[PAUSA LONGA]
[OLHOS INQUIETOS]
[GRITANDO]
Eu queria uma materialidade para a minha morte.
[VOZ EMBARGADA]
Uma prova cabal. Não estou falando de explicação, motivo. Falo de uma consciência que é tão líquida que preenche todos os espaços do corpo.
[OLHOS MAREJADOS]
Uma certeza sentida, experienciada.
[RESPIRA FUNDO]
A gente se acostumou a colocar nossas verdades no lugar de abstrações. Amor é enzima, medo é trauma, relaxamento é analgésico, vontade é meta com planilha. E agora nada disso me serve. Quero a aparência dos sentidos, a ilusão do que eu posso ver e ter em mim.
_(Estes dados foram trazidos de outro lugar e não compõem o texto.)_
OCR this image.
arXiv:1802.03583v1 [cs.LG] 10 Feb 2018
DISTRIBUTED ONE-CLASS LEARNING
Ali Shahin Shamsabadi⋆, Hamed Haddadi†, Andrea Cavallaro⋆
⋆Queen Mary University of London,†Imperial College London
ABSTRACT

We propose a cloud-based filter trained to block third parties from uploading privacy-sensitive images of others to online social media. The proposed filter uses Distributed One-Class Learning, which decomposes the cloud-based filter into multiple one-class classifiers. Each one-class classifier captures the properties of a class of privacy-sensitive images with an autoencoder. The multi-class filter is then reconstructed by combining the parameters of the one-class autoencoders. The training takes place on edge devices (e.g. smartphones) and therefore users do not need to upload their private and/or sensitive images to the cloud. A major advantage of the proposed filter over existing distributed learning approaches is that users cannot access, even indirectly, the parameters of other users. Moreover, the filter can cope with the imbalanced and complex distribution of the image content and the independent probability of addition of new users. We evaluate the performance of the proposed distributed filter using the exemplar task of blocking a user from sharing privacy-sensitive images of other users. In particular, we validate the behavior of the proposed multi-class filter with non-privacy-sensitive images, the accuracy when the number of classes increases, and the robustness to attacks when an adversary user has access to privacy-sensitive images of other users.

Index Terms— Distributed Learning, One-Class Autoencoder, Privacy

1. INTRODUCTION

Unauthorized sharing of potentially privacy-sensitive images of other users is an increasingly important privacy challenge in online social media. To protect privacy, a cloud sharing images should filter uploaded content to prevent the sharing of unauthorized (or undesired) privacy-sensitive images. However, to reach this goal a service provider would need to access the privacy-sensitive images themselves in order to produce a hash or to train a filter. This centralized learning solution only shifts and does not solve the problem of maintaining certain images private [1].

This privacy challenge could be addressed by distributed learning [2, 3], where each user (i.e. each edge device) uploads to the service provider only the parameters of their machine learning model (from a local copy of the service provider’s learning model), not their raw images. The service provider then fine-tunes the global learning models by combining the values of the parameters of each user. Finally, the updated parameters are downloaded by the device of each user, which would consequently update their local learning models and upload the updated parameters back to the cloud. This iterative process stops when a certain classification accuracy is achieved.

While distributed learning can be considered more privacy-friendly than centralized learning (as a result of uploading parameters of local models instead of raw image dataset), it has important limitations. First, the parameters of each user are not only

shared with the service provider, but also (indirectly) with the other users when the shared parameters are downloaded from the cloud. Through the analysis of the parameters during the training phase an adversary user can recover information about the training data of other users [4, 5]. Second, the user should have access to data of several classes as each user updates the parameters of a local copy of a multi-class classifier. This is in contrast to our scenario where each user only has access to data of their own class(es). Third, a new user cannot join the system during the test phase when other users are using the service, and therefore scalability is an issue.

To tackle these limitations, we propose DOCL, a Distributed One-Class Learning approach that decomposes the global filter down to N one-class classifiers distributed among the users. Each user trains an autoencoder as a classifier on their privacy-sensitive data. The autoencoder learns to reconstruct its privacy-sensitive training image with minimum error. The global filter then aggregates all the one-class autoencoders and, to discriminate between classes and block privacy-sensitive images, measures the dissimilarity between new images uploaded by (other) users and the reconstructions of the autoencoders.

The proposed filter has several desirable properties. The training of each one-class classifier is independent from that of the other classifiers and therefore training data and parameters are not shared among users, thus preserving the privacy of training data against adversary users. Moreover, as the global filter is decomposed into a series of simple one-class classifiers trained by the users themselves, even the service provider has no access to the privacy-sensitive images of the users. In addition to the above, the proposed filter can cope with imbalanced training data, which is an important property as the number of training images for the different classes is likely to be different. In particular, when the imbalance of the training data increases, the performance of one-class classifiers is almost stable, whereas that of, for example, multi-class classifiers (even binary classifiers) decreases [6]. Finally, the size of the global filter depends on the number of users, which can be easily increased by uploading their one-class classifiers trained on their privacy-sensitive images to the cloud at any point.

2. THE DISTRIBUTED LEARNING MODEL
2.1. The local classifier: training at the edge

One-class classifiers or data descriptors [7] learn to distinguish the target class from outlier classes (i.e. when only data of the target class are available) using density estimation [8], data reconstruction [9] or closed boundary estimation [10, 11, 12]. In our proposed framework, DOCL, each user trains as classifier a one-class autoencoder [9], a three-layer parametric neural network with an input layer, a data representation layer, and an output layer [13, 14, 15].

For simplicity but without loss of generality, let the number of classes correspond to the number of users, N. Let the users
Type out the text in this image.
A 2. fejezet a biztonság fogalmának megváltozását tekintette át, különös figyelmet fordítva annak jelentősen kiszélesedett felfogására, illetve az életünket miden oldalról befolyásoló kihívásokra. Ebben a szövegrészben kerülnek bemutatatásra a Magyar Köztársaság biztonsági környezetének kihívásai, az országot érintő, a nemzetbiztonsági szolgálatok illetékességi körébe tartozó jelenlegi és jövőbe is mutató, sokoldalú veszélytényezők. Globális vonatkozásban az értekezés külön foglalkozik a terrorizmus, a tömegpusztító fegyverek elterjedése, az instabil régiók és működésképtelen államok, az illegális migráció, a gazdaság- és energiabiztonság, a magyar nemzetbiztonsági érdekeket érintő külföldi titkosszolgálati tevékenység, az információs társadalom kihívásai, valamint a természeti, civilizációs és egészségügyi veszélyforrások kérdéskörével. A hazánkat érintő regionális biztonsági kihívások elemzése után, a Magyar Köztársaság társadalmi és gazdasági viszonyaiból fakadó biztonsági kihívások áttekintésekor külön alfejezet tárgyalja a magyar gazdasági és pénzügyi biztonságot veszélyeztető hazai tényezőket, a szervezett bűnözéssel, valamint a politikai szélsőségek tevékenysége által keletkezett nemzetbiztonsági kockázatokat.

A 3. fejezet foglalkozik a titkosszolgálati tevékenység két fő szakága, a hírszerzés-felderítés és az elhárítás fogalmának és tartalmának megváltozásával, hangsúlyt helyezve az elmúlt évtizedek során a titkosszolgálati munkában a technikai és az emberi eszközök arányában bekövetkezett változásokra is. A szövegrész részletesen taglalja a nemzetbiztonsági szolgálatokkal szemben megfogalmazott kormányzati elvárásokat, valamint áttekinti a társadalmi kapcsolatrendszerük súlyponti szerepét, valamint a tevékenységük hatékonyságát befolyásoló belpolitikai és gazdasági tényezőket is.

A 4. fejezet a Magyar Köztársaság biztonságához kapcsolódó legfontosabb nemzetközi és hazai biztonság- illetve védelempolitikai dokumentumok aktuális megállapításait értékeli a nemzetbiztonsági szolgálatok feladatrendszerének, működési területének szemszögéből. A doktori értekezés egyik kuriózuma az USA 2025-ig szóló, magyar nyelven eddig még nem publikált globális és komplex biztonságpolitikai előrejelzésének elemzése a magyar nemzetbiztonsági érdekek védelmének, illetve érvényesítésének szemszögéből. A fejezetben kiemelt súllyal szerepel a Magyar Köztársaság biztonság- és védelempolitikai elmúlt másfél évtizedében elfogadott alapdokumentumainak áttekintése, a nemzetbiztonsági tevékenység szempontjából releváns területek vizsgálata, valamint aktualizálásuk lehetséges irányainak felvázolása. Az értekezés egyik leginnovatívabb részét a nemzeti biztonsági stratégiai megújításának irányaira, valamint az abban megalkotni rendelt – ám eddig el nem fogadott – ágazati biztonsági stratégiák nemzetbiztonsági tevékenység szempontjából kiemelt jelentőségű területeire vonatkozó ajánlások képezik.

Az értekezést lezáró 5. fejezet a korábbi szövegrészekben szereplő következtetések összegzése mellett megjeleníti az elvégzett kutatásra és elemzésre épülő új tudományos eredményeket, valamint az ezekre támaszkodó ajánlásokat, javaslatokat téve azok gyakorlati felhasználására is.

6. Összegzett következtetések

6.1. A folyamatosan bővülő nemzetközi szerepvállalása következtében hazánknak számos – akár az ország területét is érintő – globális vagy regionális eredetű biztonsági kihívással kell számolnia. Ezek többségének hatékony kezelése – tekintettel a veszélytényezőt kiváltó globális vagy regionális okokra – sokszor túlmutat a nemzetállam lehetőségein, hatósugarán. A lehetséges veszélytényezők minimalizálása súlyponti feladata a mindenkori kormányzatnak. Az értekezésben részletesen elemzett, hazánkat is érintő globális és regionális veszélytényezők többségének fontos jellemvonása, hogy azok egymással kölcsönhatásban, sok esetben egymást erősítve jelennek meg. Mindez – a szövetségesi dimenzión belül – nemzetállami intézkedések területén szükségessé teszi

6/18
Os pés estavam coloridos de vermelho no dia em que eu morri. Os cabelos crescidos, os peitos minando leite. A barriga muito quente, as mãos frias. A textura da pele imediatamente ficou esponjosa, não reconheci os pêlos do meu corpo.
[CALMA]
Fiz um chá de camomila bem forte, derramei na bacia de metal e enfiei meus pés dentro.
[DESESPERO]
Infusão dessa tristeza calma e mansa que me coabita desde não sei quando. Não é nada de agora. Os dedos tocando a água quente e eu sentindo arrepio nos pés. Nas panturrilhas, nas coxas. Costas e nuca. No couro cabeludo. Meus ombros se fecharam em curva e eu acho que sorri sem nem saber.
Vontade de pensar que o passado já havia começado, que eu era só um nome num documento. Every time we say goodbye saía de uma janela. Apertei os olhos e nenhuma gota escorreu. Quis poder chorar, mas achei que devia ser melhor estar ereta. Não sabia o que viria, nem se viria.